Rejoignant le mouvement initié par l’UNAPL contre le projet de loi « croissance et pouvoir d’achat », les généralistes qui se sont mobilisés le 30 septembre ont sans doute autant témoigné de leur ras-le-bol quotidien que de leur inquiétude quant aux conséquences qu’aurait une ouverture du capital des sociétés d’exercice libéral à des investisseurs étrangers. Combien étaient-ils ? Selon les estimations de Michel Chassang, président de l’UNAPL, 70 % des cabinets médicaux étaient mobilisés lors de cette « journée sans professionnels libéraux ». Un chiffre confirmé par Luc Duquesnel, président de l’UNOF, concernant les généralistes de Mayenne, son département. Pour le reste, il assure que « le taux de mobilisation était supérieur à 50 % dans de nombreux secteurs ».
Si Claude Leicher a constaté qu’il y avait beaucoup de monde localement, le président de MG France ne s’est risqué à aucune estimation, rappelant que « les choses se sont décidées très tard ». Présent lors du cortège parisien des pharmaciens, Jean-Paul Hamon, président de la FMF, reconnaît que le nombre de médecins mobilisés était « variable ». Au ministère de la Santé, sans donner de chiffres, on reconnaît l’importance de la mobilisation.
Une chose est sûre pour Claude Leicher : « On a saisi l’occasion du 30 septembre pour indiquer les problématiques des généralistes ». Ce que confirme un généraliste de la région lilloise qui préfère rester anonyme et pour qui les généralistes se sont, comme lui, joints à la manifestation des autres professionnels de santé car elle constitue « une caisse de résonance aux problèmes de la santé en libéral ». Abondant en ce sens, Luc Duquesnel voit dans ce ralliement des généralistes la prise de conscience des risques suscités par les lois Macron et Touraine à l’encontre des médecins et, plus encore, l’expression d’un « malaise profond » des généralistes.
« Nous avons été oubliés »
Refonte du système de soins de proximité, projet d’instauration du tiers payant généralisé, absence de revalorisation du C, les sujets de préoccupations des généralistes n’en finissent plus. Comptant parmi les grévistes, Jenny Battner, généraliste parisienne, pointe les difficultés du travail médical et médico-social, qui n’est ni encouragé ni valorisé par les pouvoirs publics. Installée dans un quartier populaire de la capitale depuis plus de 23 ans, elle rappelle que les généralistes sont « un relais nécessaire auprès de la population pour la prévention : nous voyons exactement ce que les gens vivent au quotidien et pour toutes ces raisons nous avons été oubliés ». Telle que prévue dans la loi Santé, la redistribution des rôles entre les acteurs de santé inquiète aussi, à plus d’un titre, les praticiens . Pour le médecin nordiste, l’une des difficultés de la délégation des tâches réside dans l’absence de communication entre les professionnels. « Quand on délègue un vaccin pour la grippe, on ne sait pas, aujourd’hui, quel patient s’est réellement fait vacciner, on n’a pas de retour. »

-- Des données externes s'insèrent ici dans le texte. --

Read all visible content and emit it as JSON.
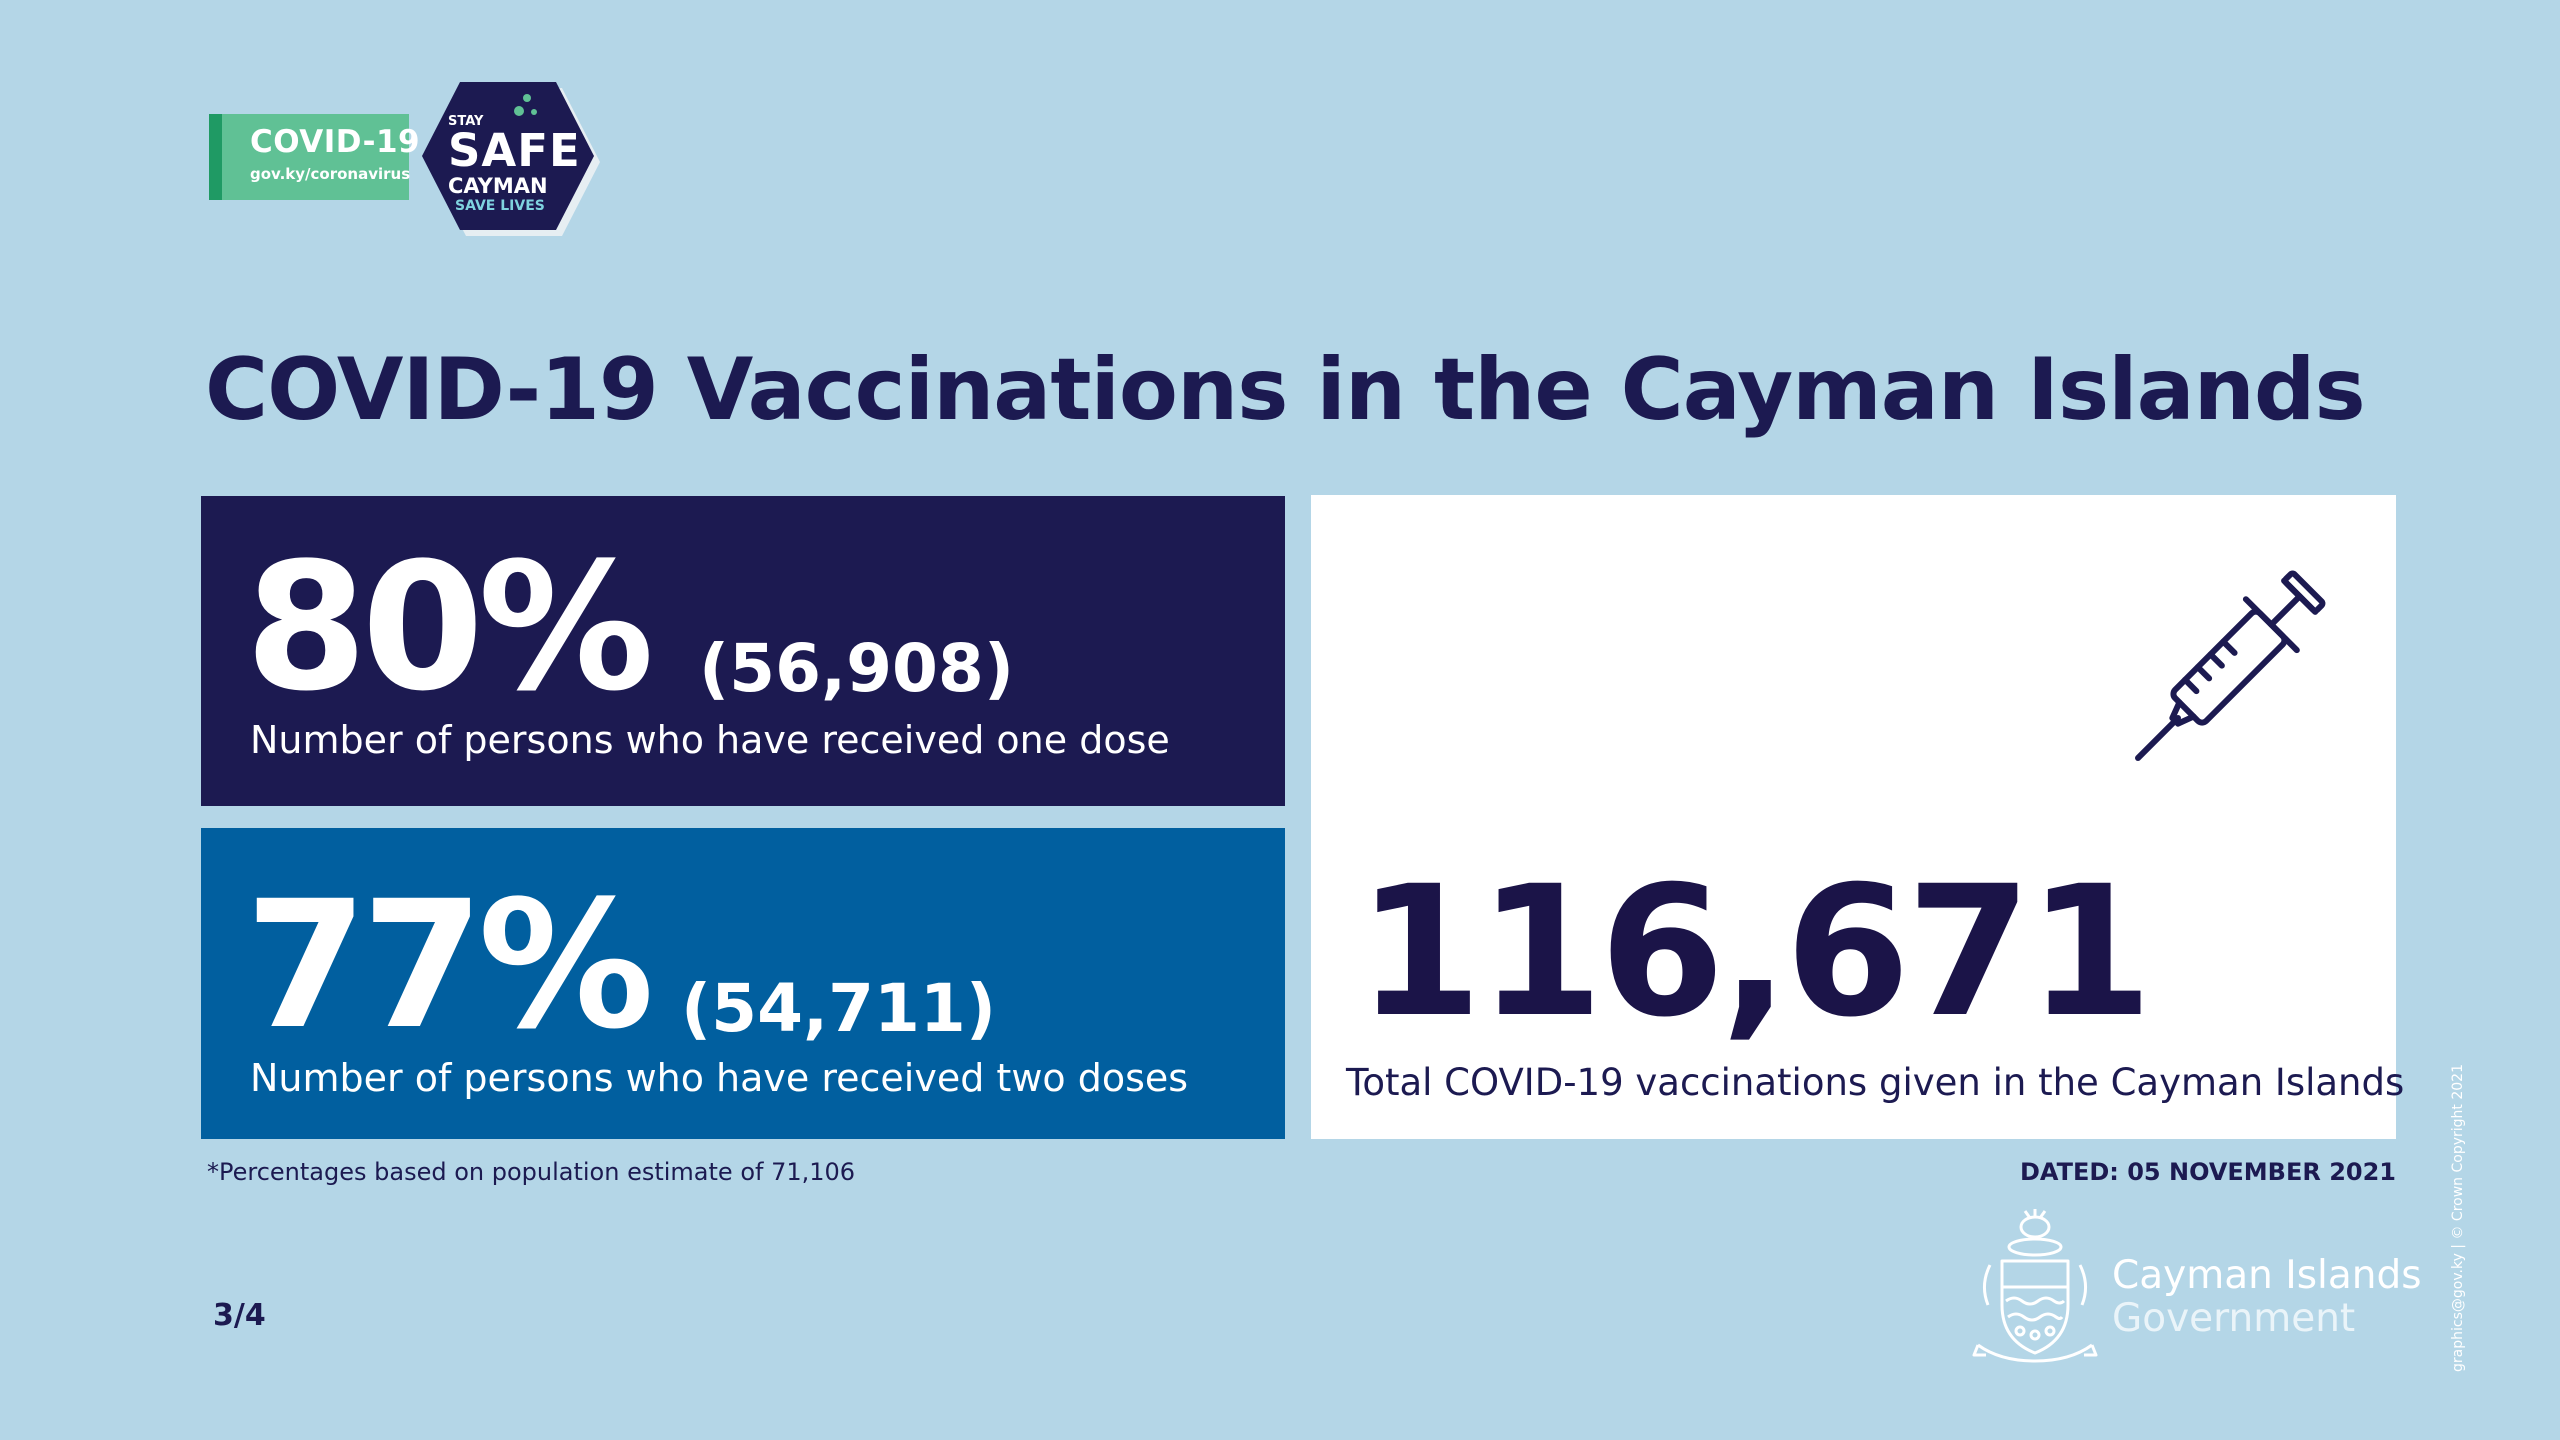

Alors même que le parcours de soins semble être le leit-motiv des politiques publiques de santé, il affirme qu’un tel processus n’existe pas actuellement?: « il y a des patients qui changent de médecin traitant tout le temps, il suffit d’un clic sur internet ». Et, pour lui, les déclarations confortant les généralistes comme pierre angulaire du système ne reflètent pas la réalité. « Si les généralistes étaient valorisés, si la Sécurité sociale avait confiance en eux, elle ne mettrait pas en place Sofia », du nom du service d’accompagnement des maladies chroniques mis en place par l’Assurance Maladie.

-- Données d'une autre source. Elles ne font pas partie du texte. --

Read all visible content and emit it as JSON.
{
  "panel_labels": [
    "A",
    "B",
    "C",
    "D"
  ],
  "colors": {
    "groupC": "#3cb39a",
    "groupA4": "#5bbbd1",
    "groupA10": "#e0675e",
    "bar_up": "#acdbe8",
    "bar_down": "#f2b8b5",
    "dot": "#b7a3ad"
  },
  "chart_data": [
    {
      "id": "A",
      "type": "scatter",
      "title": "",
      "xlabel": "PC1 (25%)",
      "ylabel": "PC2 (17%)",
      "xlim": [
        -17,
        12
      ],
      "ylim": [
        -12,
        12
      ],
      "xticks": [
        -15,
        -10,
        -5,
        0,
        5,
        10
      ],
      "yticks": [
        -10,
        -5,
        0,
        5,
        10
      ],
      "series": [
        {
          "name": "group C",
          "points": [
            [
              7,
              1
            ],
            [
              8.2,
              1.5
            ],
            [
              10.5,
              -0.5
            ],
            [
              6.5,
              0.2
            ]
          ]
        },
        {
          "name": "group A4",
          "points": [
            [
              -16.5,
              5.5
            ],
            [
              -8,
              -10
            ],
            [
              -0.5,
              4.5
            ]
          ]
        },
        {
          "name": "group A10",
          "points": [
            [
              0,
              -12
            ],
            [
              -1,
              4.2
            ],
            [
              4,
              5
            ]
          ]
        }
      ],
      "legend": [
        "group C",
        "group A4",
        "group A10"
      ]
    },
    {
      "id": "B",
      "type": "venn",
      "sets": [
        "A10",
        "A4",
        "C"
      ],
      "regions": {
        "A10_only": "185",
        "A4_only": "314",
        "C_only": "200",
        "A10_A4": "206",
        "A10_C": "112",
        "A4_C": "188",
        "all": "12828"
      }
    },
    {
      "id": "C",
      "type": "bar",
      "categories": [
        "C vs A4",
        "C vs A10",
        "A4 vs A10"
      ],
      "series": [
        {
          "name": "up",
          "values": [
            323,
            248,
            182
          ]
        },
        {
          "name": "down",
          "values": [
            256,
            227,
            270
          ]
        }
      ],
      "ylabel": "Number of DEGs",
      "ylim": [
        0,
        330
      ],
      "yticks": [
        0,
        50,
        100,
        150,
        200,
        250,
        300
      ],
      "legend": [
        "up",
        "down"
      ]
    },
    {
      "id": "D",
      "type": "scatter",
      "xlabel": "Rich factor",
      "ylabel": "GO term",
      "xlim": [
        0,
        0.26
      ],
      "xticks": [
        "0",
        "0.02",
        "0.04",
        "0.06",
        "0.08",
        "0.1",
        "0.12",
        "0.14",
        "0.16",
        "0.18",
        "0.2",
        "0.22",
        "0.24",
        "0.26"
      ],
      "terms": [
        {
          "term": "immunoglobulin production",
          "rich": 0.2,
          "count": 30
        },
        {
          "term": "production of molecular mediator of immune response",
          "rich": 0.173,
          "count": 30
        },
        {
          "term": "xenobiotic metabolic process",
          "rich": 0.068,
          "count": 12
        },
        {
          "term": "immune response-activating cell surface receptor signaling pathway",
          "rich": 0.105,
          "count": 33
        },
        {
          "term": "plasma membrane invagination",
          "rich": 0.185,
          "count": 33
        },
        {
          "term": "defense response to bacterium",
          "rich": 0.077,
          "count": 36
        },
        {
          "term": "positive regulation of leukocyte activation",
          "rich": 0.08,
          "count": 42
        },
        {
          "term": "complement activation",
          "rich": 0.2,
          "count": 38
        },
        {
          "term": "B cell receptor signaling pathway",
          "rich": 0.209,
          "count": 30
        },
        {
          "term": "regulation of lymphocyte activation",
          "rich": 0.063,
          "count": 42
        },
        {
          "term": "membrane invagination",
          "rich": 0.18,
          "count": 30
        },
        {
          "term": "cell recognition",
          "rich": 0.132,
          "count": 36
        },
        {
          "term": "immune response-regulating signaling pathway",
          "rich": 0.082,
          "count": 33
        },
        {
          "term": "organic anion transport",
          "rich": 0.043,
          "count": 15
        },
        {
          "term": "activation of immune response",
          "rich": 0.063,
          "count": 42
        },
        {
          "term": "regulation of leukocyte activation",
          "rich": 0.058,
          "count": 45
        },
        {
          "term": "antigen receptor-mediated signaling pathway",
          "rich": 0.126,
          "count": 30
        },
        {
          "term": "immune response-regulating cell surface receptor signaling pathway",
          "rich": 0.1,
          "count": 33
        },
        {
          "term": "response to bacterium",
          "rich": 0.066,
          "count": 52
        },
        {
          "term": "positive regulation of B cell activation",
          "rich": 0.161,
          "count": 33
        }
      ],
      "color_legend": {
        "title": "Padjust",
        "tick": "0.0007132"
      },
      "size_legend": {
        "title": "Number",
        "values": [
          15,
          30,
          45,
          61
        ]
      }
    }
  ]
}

« On a tellement de revendications »
Installé à Colmar, le Dr Aviezra Bercot dresse un rapide bilan de la situation des généralistes : « on est envahi par la paperasse, par les normes sur l’accessibilité, par la ROSP, on n’a pas de revalorisation, la situation des médecins n’est pas extra ». Lui n’a pas manifesté mardi « pour ne pas être assimilé aux pharmaciens, aux huissiers… », par peur des amalgames. Mais il se dit prêt à rejoindre les rangs d’un cortège de médecins, initié par des médecins, pour des médecins. « On a tellement de revendications, confie-t-il, qu’on ne sait plus par où commencer… Mais il faudrait quand même commencer par le C, ça fait un moment qu’il est bloqué. »
Au cœur des réclamations portées par les différents syndicats, cette question de la revalorisation échauffe les esprits, Marisol Touraine n’ayant laissé dimanche sur France Inter aucun espoir sur le sujet. De l’avis de Luc Duquesnel, voilà qui laisse entrevoir la montée d’une situation explosive, une situation similaire à celle de 2002, estime le syndicaliste.